これはどういうことかというと、取り消された行為は、初めから無かったものとされます。
そして、通常は、その行為によって何か利益を得ている場合、その行為の当事者は、不当利得(
第703条)として、その利益を返還する義務を負います。
ただし、
制限行為能力者が当事者の場合は、
制限行為能力者には、現存利益のみの返還しか義務付けられていません。
つまり逆に言うと、利益が残っていない部分に関しては、返還する必要がありません。
契約書作成実務における注意点
制限行為能力者との契約の際に、ある意味では、最も高いリスクとなる条文が本条です。
つまり、うっかり
制限行為能力者と契約を結んでしまった場合、その
制限行為能力者が取り消す前にその契約によって発生した利益を浪費されてしまったときは、不当利得の返還を請求したところで、返すものが無い、という状況になる可能性があります。
例えば、
未成年者に100万円を貸して、ギャンブルで90万円使ってしまった後に取り消された場合は、「現存利益」が10万円と判断されます(判例)。

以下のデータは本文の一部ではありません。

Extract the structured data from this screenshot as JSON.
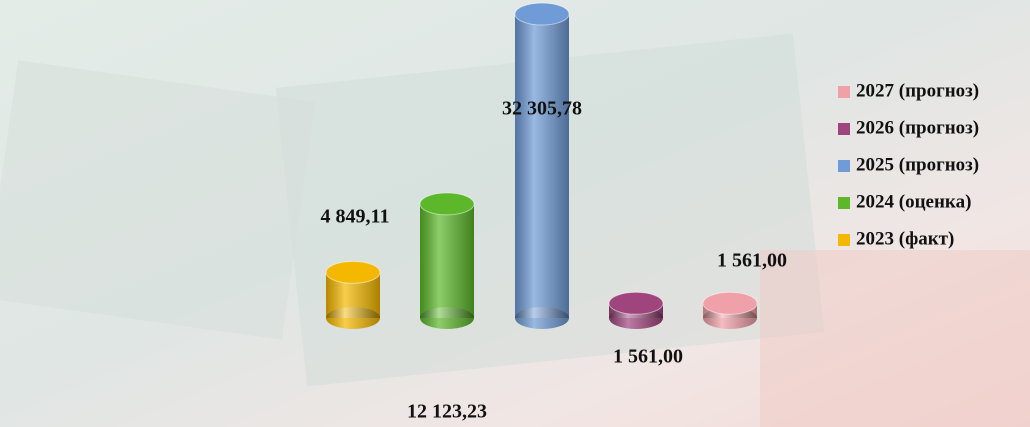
{
  "chart_data": {
    "type": "bar",
    "series": [
      {
        "name": "2023 (факт)",
        "color": "#f5b800",
        "values": [
          4849.11
        ],
        "value_labels": [
          "4 849,11"
        ]
      },
      {
        "name": "2024 (оценка)",
        "color": "#5cb82a",
        "values": [
          12123.23
        ],
        "value_labels": [
          "12 123,23"
        ]
      },
      {
        "name": "2025 (прогноз)",
        "color": "#6f9bd6",
        "values": [
          32305.78
        ],
        "value_labels": [
          "32 305,78"
        ]
      },
      {
        "name": "2026 (прогноз)",
        "color": "#a0447e",
        "values": [
          1561.0
        ],
        "value_labels": [
          "1 561,00"
        ]
      },
      {
        "name": "2027 (прогноз)",
        "color": "#f0a0a8",
        "values": [
          1561.0
        ],
        "value_labels": [
          "1 561,00"
        ]
      }
    ]
  }
}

つまり、10万円しか返さなくてもいい、ということになります。
当然、90万円は大損ということになり、救済されることはありません。
未成年者と契約を結んだほう迂闊だった、ということになります。
これほどのリスクがあるのですから、制限行為能力者を相手方とした契約を結ぶ際は、細心の注意を払いましょう。
注意するべき契約書
契約書全般。
特に、制限行為能力者が当事者となる契約書。